Uma ótima maneira de começar a desenvolver o conteúdo do seu bot é entrevistar clientes reais sobre as oportunidades e pontos problemáticos que você espera resolver. Ouça suas perguntas e preocupações, forneça respostas e observe as perguntas de acompanhamento.

Você está fazendo isso corretamente se acabar com um documento de origem grande e confuso, com um fluxo de perguntas, respostas, perguntas de acompanhamento e mais respostas de acompanhamento. Deixe a conversa fluir naturalmente e acompanhe como ela progride e se ramifica. Observe o idioma que seus clientes usam para que você possa planejar e refletir de volta a eles como o bot responde.

Depois de obter uma grande pilha de material de origem, comece a categorizá-lo e organizá-lo para criar relacionamentos entre diferentes perguntas e respostas. Reescreva suas respostas na voz e no tom que você estabeleceu para o seu bot. Leia seu trabalho em voz alta para ver se soa natural, consistente e gentil.

Reorganize perguntas e respostas em padrões para que você possa mapear o início, o meio e o fim das conversas para ver como a experiência flui. Você é capaz de resolver as preocupações do seu cliente?

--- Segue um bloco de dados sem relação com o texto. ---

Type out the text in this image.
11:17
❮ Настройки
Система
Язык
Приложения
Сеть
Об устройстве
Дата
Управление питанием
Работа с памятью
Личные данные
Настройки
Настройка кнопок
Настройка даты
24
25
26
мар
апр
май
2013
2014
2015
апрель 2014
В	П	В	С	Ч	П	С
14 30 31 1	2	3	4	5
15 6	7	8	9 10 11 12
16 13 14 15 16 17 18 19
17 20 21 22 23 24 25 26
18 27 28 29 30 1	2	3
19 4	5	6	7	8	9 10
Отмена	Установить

Volte para seus clientes para ver como o que você criou funciona e parece para eles. Como eles se sentem sobre a voz e o tom no conteúdo? Você está perdendo pontos importantes? Parece que seu bot está tornando essa experiência mais fácil ou mais frustrante? Se as pessoas levarem mais tempo para obter a resposta do seu bot do que pelos métodos convencionais, um bot provavelmente não é a solução certa para você.

Pensamentos finais

As pessoas estão ocupadas e distraídas. Bots são legais, mas não suficientemente legais para que as pessoas sofram com uma experiência confusa, complicada ou ofensiva. Os chatbots e as interfaces de conversação estão se tornando comuns o suficiente para que os dias de atenção recebam apenas porque você cria uma interface de conversação em breve terminará. Como qualquer experiência com o produto, um bot só terá êxito se agregar valor aos seus clientes.

Vivemos no futuro e ainda não há um plano de como fazer esse trabalho. E o terreno está sempre mudando à medida que novas tecnologias e abordagens são desenvolvidas.

Eu adoraria ouvir como os outros estão abordando este trabalho (poste suas opiniões nos comentários).